Он играет ради игры, плетет словеса ради создания совершенного узора паучьей сети, которой уловит очередной поток поклонников и в сантиментах для этой цели не нуждается. Только он ведь Мастер и плохо делать не умеет того, за что берется. Потому родники нежности, которые встречаются посреди минных полей его текстов, могут напоить отменного качества водой и утоляют жажду получше потоков от специализирующихся на таком творцов, Я вспоминаю диалог из "Затворника и Шестипалого" о ком-то, кто помахал вслед, когда их изгоняли из социума: "И я всегда знаю: когда ко мне приходит любовь, я становлюсь спокоен". Вспоминаю слова о Гайдаре в "Жизни насекомых". Помните, он там личинка стрекозы.
Вчера наткнулась в "Железной бездне" на этот диалог и верите-нет, плакала. Красиво, безнадежно, полно звенящей нежности. Да вот он:
" – Мне снилось, что я такое веселое крылатое существо…

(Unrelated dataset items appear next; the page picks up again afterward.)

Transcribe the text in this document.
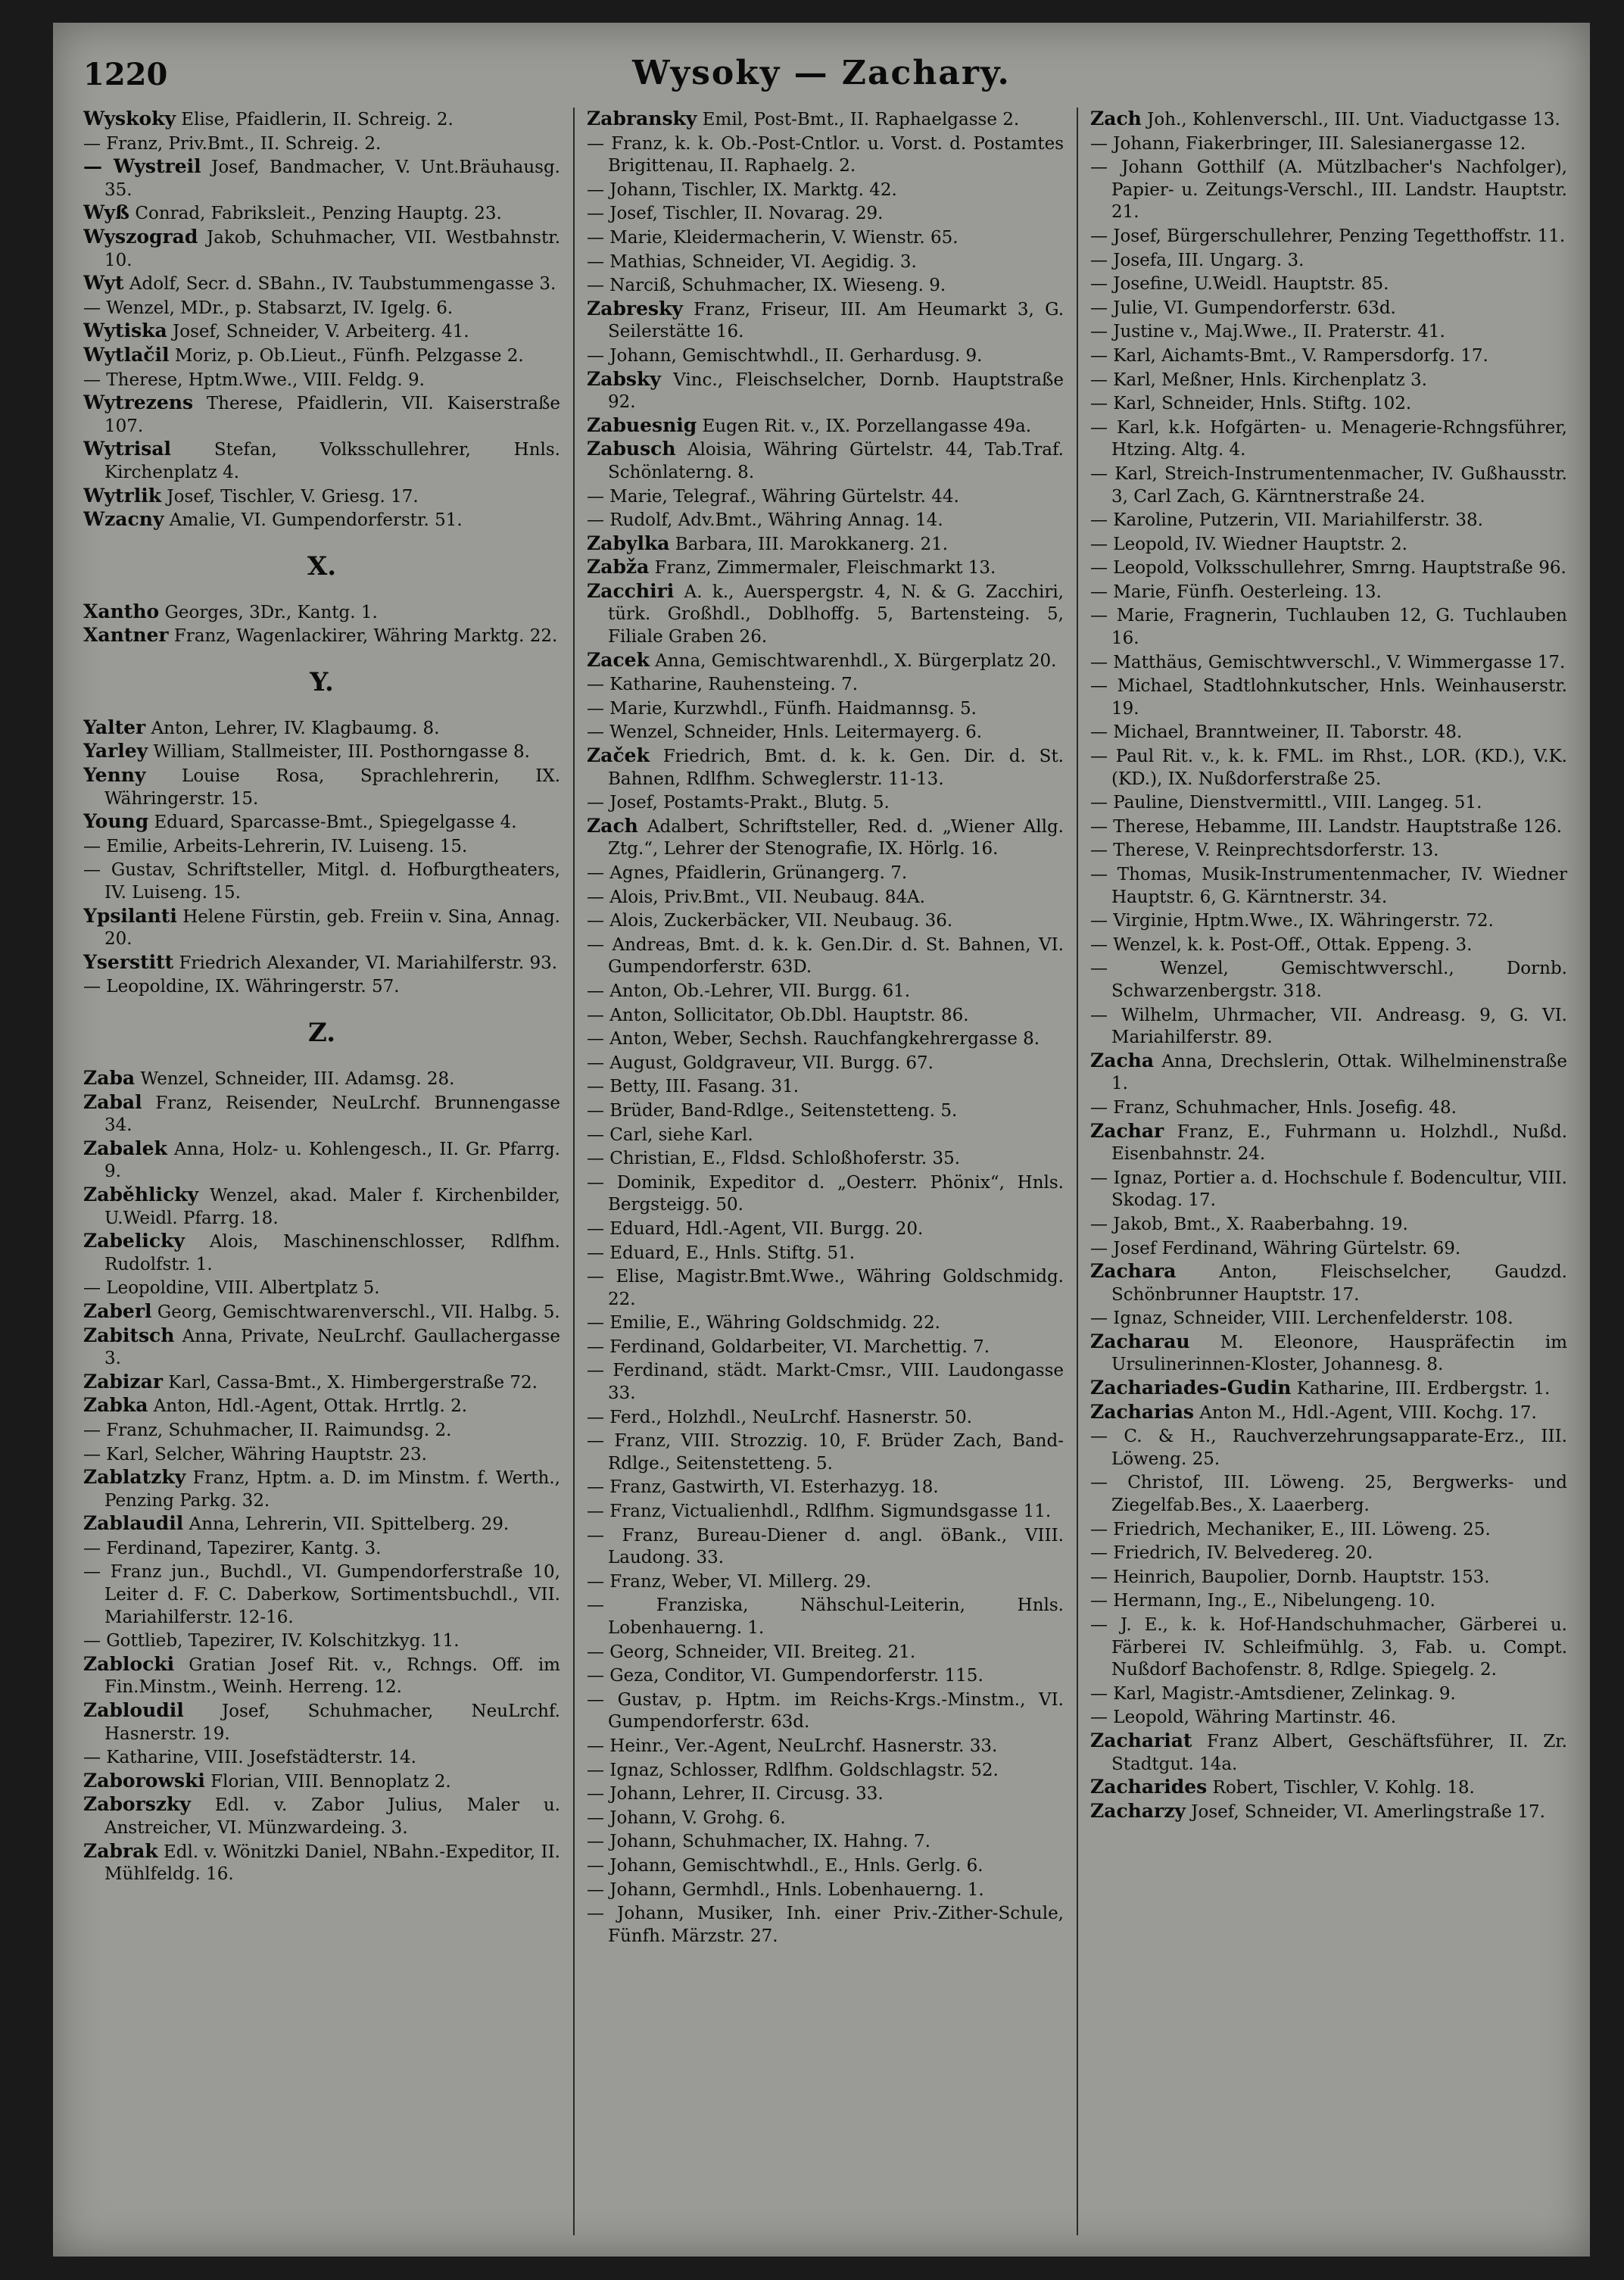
1220	Wysoky — Zachary.
Wyskoky Elise, Pfaidlerin, II. Schreig. 2.
— Franz, Priv.Bmt., II. Schreig. 2.
— Wystreil Josef, Bandmacher, V. Unt.Bräuhausg. 35.
Wyß Conrad, Fabriksleit., Penzing Hauptg. 23.
Wyszograd Jakob, Schuhmacher, VII. Westbahnstr. 10.
Wyt Adolf, Secr. d. SBahn., IV. Taubstummengasse 3.
— Wenzel, MDr., p. Stabsarzt, IV. Igelg. 6.
Wytiska Josef, Schneider, V. Arbeiterg. 41.
Wytlačil Moriz, p. Ob.Lieut., Fünfh. Pelzgasse 2.
— Therese, Hptm.Wwe., VIII. Feldg. 9.
Wytrezens Therese, Pfaidlerin, VII. Kaiserstraße 107.
Wytrisal Stefan, Volksschullehrer, Hnls. Kirchenplatz 4.
Wytrlik Josef, Tischler, V. Griesg. 17.
Wzacny Amalie, VI. Gumpendorferstr. 51.
X.
Xantho Georges, 3Dr., Kantg. 1.
Xantner Franz, Wagenlackirer, Währing Marktg. 22.
Y.
Yalter Anton, Lehrer, IV. Klagbaumg. 8.
Yarley William, Stallmeister, III. Posthorngasse 8.
Yenny Louise Rosa, Sprachlehrerin, IX. Währingerstr. 15.
Young Eduard, Sparcasse-Bmt., Spiegelgasse 4.
— Emilie, Arbeits-Lehrerin, IV. Luiseng. 15.
— Gustav, Schriftsteller, Mitgl. d. Hofburgtheaters, IV. Luiseng. 15.
Ypsilanti Helene Fürstin, geb. Freiin v. Sina, Annag. 20.
Yserstitt Friedrich Alexander, VI. Mariahilferstr. 93.
— Leopoldine, IX. Währingerstr. 57.
Z.
Zaba Wenzel, Schneider, III. Adamsg. 28.
Zabal Franz, Reisender, NeuLrchf. Brunnengasse 34.
Zabalek Anna, Holz- u. Kohlengesch., II. Gr. Pfarrg. 9.
Zaběhlicky Wenzel, akad. Maler f. Kirchenbilder, U.Weidl. Pfarrg. 18.
Zabelicky Alois, Maschinenschlosser, Rdlfhm. Rudolfstr. 1.
— Leopoldine, VIII. Albertplatz 5.
Zaberl Georg, Gemischtwarenverschl., VII. Halbg. 5.
Zabitsch Anna, Private, NeuLrchf. Gaullachergasse 3.
Zabizar Karl, Cassa-Bmt., X. Himbergerstraße 72.
Zabka Anton, Hdl.-Agent, Ottak. Hrrtlg. 2.
— Franz, Schuhmacher, II. Raimundsg. 2.
— Karl, Selcher, Währing Hauptstr. 23.
Zablatzky Franz, Hptm. a. D. im Minstm. f. Werth., Penzing Parkg. 32.
Zablaudil Anna, Lehrerin, VII. Spittelberg. 29.
— Ferdinand, Tapezirer, Kantg. 3.
— Franz jun., Buchdl., VI. Gumpendorferstraße 10, Leiter d. F. C. Daberkow, Sortimentsbuchdl., VII. Mariahilferstr. 12-16.
— Gottlieb, Tapezirer, IV. Kolschitzkyg. 11.
Zablocki Gratian Josef Rit. v., Rchngs. Off. im Fin.Minstm., Weinh. Herreng. 12.
Zabloudil Josef, Schuhmacher, NeuLrchf. Hasnerstr. 19.
— Katharine, VIII. Josefstädterstr. 14.
Zaborowski Florian, VIII. Bennoplatz 2.
Zaborszky Edl. v. Zabor Julius, Maler u. Anstreicher, VI. Münzwardeing. 3.
Zabrak Edl. v. Wönitzki Daniel, NBahn.-Expeditor, II. Mühlfeldg. 16.
Zabransky Emil, Post-Bmt., II. Raphaelgasse 2.
— Franz, k. k. Ob.-Post-Cntlor. u. Vorst. d. Postamtes Brigittenau, II. Raphaelg. 2.
— Johann, Tischler, IX. Marktg. 42.
— Josef, Tischler, II. Novarag. 29.
— Marie, Kleidermacherin, V. Wienstr. 65.
— Mathias, Schneider, VI. Aegidig. 3.
— Narciß, Schuhmacher, IX. Wieseng. 9.
Zabresky Franz, Friseur, III. Am Heumarkt 3, G. Seilerstätte 16.
— Johann, Gemischtwhdl., II. Gerhardusg. 9.
Zabsky Vinc., Fleischselcher, Dornb. Hauptstraße 92.
Zabuesnig Eugen Rit. v., IX. Porzellangasse 49a.
Zabusch Aloisia, Währing Gürtelstr. 44, Tab.Traf. Schönlaterng. 8.
— Marie, Telegraf., Währing Gürtelstr. 44.
— Rudolf, Adv.Bmt., Währing Annag. 14.
Zabylka Barbara, III. Marokkanerg. 21.
Zabža Franz, Zimmermaler, Fleischmarkt 13.
Zacchiri A. k., Auerspergstr. 4, N. & G. Zacchiri, türk. Großhdl., Doblhoffg. 5, Bartensteing. 5, Filiale Graben 26.
Zacek Anna, Gemischtwarenhdl., X. Bürgerplatz 20.
— Katharine, Rauhensteing. 7.
— Marie, Kurzwhdl., Fünfh. Haidmannsg. 5.
— Wenzel, Schneider, Hnls. Leitermayerg. 6.
Začek Friedrich, Bmt. d. k. k. Gen. Dir. d. St. Bahnen, Rdlfhm. Schweglerstr. 11-13.
— Josef, Postamts-Prakt., Blutg. 5.
Zach Adalbert, Schriftsteller, Red. d. „Wiener Allg. Ztg.“, Lehrer der Stenografie, IX. Hörlg. 16.
— Agnes, Pfaidlerin, Grünangerg. 7.
— Alois, Priv.Bmt., VII. Neubaug. 84A.
— Alois, Zuckerbäcker, VII. Neubaug. 36.
— Andreas, Bmt. d. k. k. Gen.Dir. d. St. Bahnen, VI. Gumpendorferstr. 63D.
— Anton, Ob.-Lehrer, VII. Burgg. 61.
— Anton, Sollicitator, Ob.Dbl. Hauptstr. 86.
— Anton, Weber, Sechsh. Rauchfangkehrergasse 8.
— August, Goldgraveur, VII. Burgg. 67.
— Betty, III. Fasang. 31.
— Brüder, Band-Rdlge., Seitenstetteng. 5.
— Carl, siehe Karl.
— Christian, E., Fldsd. Schloßhoferstr. 35.
— Dominik, Expeditor d. „Oesterr. Phönix“, Hnls. Bergsteigg. 50.
— Eduard, Hdl.-Agent, VII. Burgg. 20.
— Eduard, E., Hnls. Stiftg. 51.
— Elise, Magistr.Bmt.Wwe., Währing Goldschmidg. 22.
— Emilie, E., Währing Goldschmidg. 22.
— Ferdinand, Goldarbeiter, VI. Marchettig. 7.
— Ferdinand, städt. Markt-Cmsr., VIII. Laudongasse 33.
— Ferd., Holzhdl., NeuLrchf. Hasnerstr. 50.
— Franz, VIII. Strozzig. 10, F. Brüder Zach, Band-Rdlge., Seitenstetteng. 5.
— Franz, Gastwirth, VI. Esterhazyg. 18.
— Franz, Victualienhdl., Rdlfhm. Sigmundsgasse 11.
— Franz, Bureau-Diener d. angl. öBank., VIII. Laudong. 33.
— Franz, Weber, VI. Millerg. 29.
— Franziska, Nähschul-Leiterin, Hnls. Lobenhauerng. 1.
— Georg, Schneider, VII. Breiteg. 21.
— Geza, Conditor, VI. Gumpendorferstr. 115.
— Gustav, p. Hptm. im Reichs-Krgs.-Minstm., VI. Gumpendorferstr. 63d.
— Heinr., Ver.-Agent, NeuLrchf. Hasnerstr. 33.
— Ignaz, Schlosser, Rdlfhm. Goldschlagstr. 52.
— Johann, Lehrer, II. Circusg. 33.
— Johann, V. Grohg. 6.
— Johann, Schuhmacher, IX. Hahng. 7.
— Johann, Gemischtwhdl., E., Hnls. Gerlg. 6.
— Johann, Germhdl., Hnls. Lobenhauerng. 1.
— Johann, Musiker, Inh. einer Priv.-Zither-Schule, Fünfh. Märzstr. 27.
Zach Joh., Kohlenverschl., III. Unt. Viaductgasse 13.
— Johann, Fiakerbringer, III. Salesianergasse 12.
— Johann Gotthilf (A. Mützlbacher's Nachfolger), Papier- u. Zeitungs-Verschl., III. Landstr. Hauptstr. 21.
— Josef, Bürgerschullehrer, Penzing Tegetthoffstr. 11.
— Josefa, III. Ungarg. 3.
— Josefine, U.Weidl. Hauptstr. 85.
— Julie, VI. Gumpendorferstr. 63d.
— Justine v., Maj.Wwe., II. Praterstr. 41.
— Karl, Aichamts-Bmt., V. Rampersdorfg. 17.
— Karl, Meßner, Hnls. Kirchenplatz 3.
— Karl, Schneider, Hnls. Stiftg. 102.
— Karl, k.k. Hofgärten- u. Menagerie-Rchngsführer, Htzing. Altg. 4.
— Karl, Streich-Instrumentenmacher, IV. Gußhausstr. 3, Carl Zach, G. Kärntnerstraße 24.
— Karoline, Putzerin, VII. Mariahilferstr. 38.
— Leopold, IV. Wiedner Hauptstr. 2.
— Leopold, Volksschullehrer, Smrng. Hauptstraße 96.
— Marie, Fünfh. Oesterleing. 13.
— Marie, Fragnerin, Tuchlauben 12, G. Tuchlauben 16.
— Matthäus, Gemischtwverschl., V. Wimmergasse 17.
— Michael, Stadtlohnkutscher, Hnls. Weinhauserstr. 19.
— Michael, Branntweiner, II. Taborstr. 48.
— Paul Rit. v., k. k. FML. im Rhst., LOR. (KD.), V.K. (KD.), IX. Nußdorferstraße 25.
— Pauline, Dienstvermittl., VIII. Langeg. 51.
— Therese, Hebamme, III. Landstr. Hauptstraße 126.
— Therese, V. Reinprechtsdorferstr. 13.
— Thomas, Musik-Instrumentenmacher, IV. Wiedner Hauptstr. 6, G. Kärntnerstr. 34.
— Virginie, Hptm.Wwe., IX. Währingerstr. 72.
— Wenzel, k. k. Post-Off., Ottak. Eppeng. 3.
— Wenzel, Gemischtwverschl., Dornb. Schwarzenbergstr. 318.
— Wilhelm, Uhrmacher, VII. Andreasg. 9, G. VI. Mariahilferstr. 89.
Zacha Anna, Drechslerin, Ottak. Wilhelminenstraße 1.
— Franz, Schuhmacher, Hnls. Josefig. 48.
Zachar Franz, E., Fuhrmann u. Holzhdl., Nußd. Eisenbahnstr. 24.
— Ignaz, Portier a. d. Hochschule f. Bodencultur, VIII. Skodag. 17.
— Jakob, Bmt., X. Raaberbahng. 19.
— Josef Ferdinand, Währing Gürtelstr. 69.
Zachara Anton, Fleischselcher, Gaudzd. Schönbrunner Hauptstr. 17.
— Ignaz, Schneider, VIII. Lerchenfelderstr. 108.
Zacharau M. Eleonore, Hauspräfectin im Ursulinerinnen-Kloster, Johannesg. 8.
Zachariades-Gudin Katharine, III. Erdbergstr. 1.
Zacharias Anton M., Hdl.-Agent, VIII. Kochg. 17.
— C. & H., Rauchverzehrungsapparate-Erz., III. Löweng. 25.
— Christof, III. Löweng. 25, Bergwerks- und Ziegelfab.Bes., X. Laaerberg.
— Friedrich, Mechaniker, E., III. Löweng. 25.
— Friedrich, IV. Belvedereg. 20.
— Heinrich, Baupolier, Dornb. Hauptstr. 153.
— Hermann, Ing., E., Nibelungeng. 10.
— J. E., k. k. Hof-Handschuhmacher, Gärberei u. Färberei IV. Schleifmühlg. 3, Fab. u. Compt. Nußdorf Bachofenstr. 8, Rdlge. Spiegelg. 2.
— Karl, Magistr.-Amtsdiener, Zelinkag. 9.
— Leopold, Währing Martinstr. 46.
Zachariat Franz Albert, Geschäftsführer, II. Zr. Stadtgut. 14a.
Zacharides Robert, Tischler, V. Kohlg. 18.
Zacharzy Josef, Schneider, VI. Amerlingstraße 17.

– Ты такая и есть, – сказал я.
– Не перебивай… И я гляжу в чьи-то огромные глаза… Словно изнутри большого стеклянного бокала. И отвечаю на какой-то сложный вопрос. Я радуюсь, что могу так хорошо и складно ответить, но постепенно понимаю, что меня создали именно для того, чтобы я на него ответила, и, договорив до конца, я тут же исчезну – поскольку я и есть ответ. Но мне совсем не грустно. А наоборот, легко и весело. И немного жалко того, с кем говорю, потому что он и есть вопрос, на который я отвечаю. И когда я кончусь, он никуда не исчезнет, а так и будет задавать и задавать себя дальше… Но другого ответа уже не будет."